Here I stand head in hand
Turn my face to the wall
If she's gone I can't go on
Feelin' two-foot small

Everywhere people stare
Each and every day
I can see them laugh at me
And I hear them say

Hey you've got to hide your love away

(...)

How could she say to me
Love will find a way
Gather round all you clowns
Let me hear you say

Hey you've got to hide your love away


Assim cantaram os Beatles em "You've got to hide your love away". Talvez os motivos possam ser diferentes, mas resta-nos apenas guardar longe os sentimentos. De que adianta dizer palavras amáveis ao vento se quando é passada a brisa, restam apenas as cinzas da palha queimada. Um calor morno que se espalha e some no ar.
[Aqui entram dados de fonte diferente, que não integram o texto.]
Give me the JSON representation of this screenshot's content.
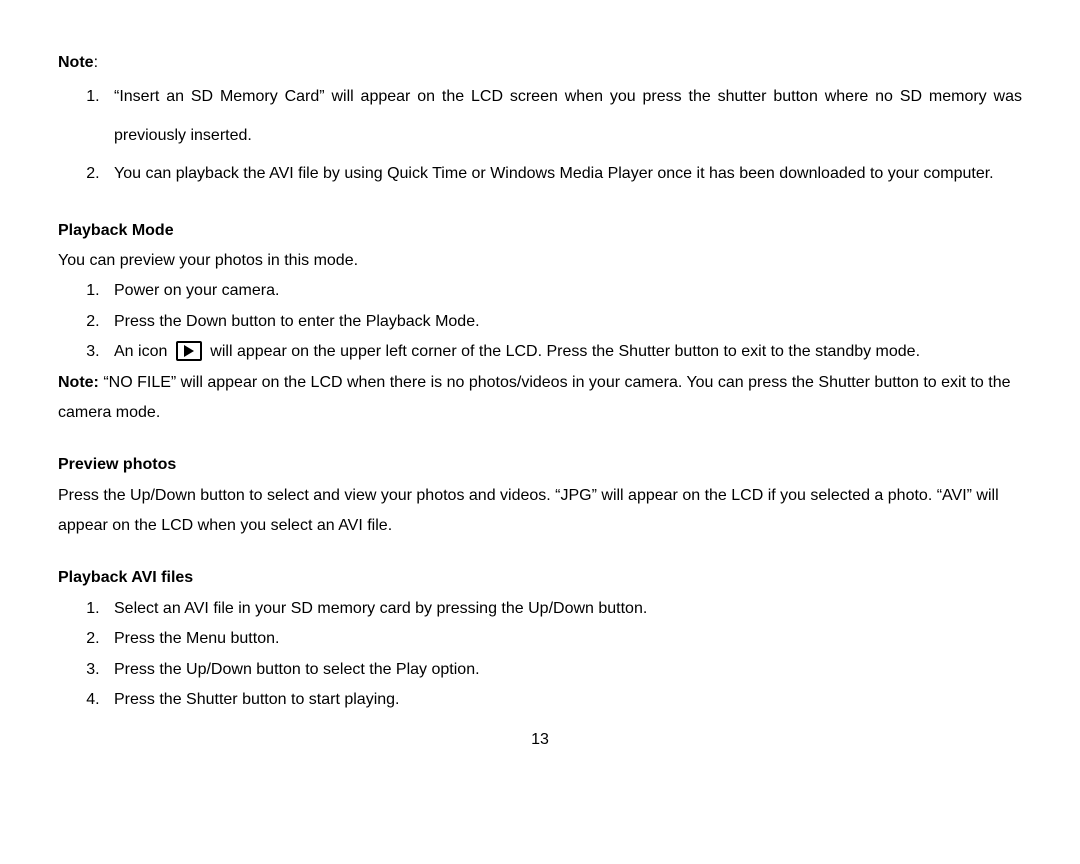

Talvez de nada sirva guardar numa redoma tudo que se possa sentir. Preso em uma redoma que logo se torna uma estufa sufocante, ou solto ao vento que traz um fogo que explode a palha seca traz um calor vazio e some. Tanto faz de qualquer forma acaba se guarando em algum longíquo esconderijo, aquilo que os Beatles chamam de amor.



domingo, março 10, 2002


Andando pelo Rio, cruzo ruas, ultrapasso. Sigo meu rumo sozinho junto ao cavalo explosivo que controlo tudo se move e continuo quase que imprudentemente imóvel, sentindo o frescor condicionado que circula um ar sem comunicação com o exterior, circulando sempre, gelado. Quanto mais rápido e sem pausas sigo, mas o ar que apenas gira ao meu redor, torna-se gélido. As músicas que tocam, são interrompidas por anúncios, ou por silêncios e barulhos de engrenagens que não ouço, um pequeno leitor que se move de faixa, lendo uma nova.

São tantos barulhos, luzes tortas, faróis altos. Só resta aguardar ansiosamente a escuridão dos meus sonhos os quais estarão esquecidos pela manhã, ou quando se abrirem os olhos. Ao invés de sonhos restarão tarefas, múltiplas atividades a serem cumpridas e novos deslocamentos, não tão rápidos quanto os dos fins de semana, não tão claros como os do domingo de sol mas muitos dentro do cavalo explosivo que leva até cinco passageiros, malas e quem sabe esperanças, amizades, lembranças. No entanto, durante a semana, leva apenas mais alguns metros cúbicos de aço que ajudam a tornar ainda mais inviável o fluxo de veículos nas ruas do Rio.

Trânsito que não escoa e corações aflitos, presos em suas redomas de vidro, confinados em companhia de estranhos em um enorme ônibus todos igualmente sentindo fluir a vida, mas estagnados em seus deslocamentos diários.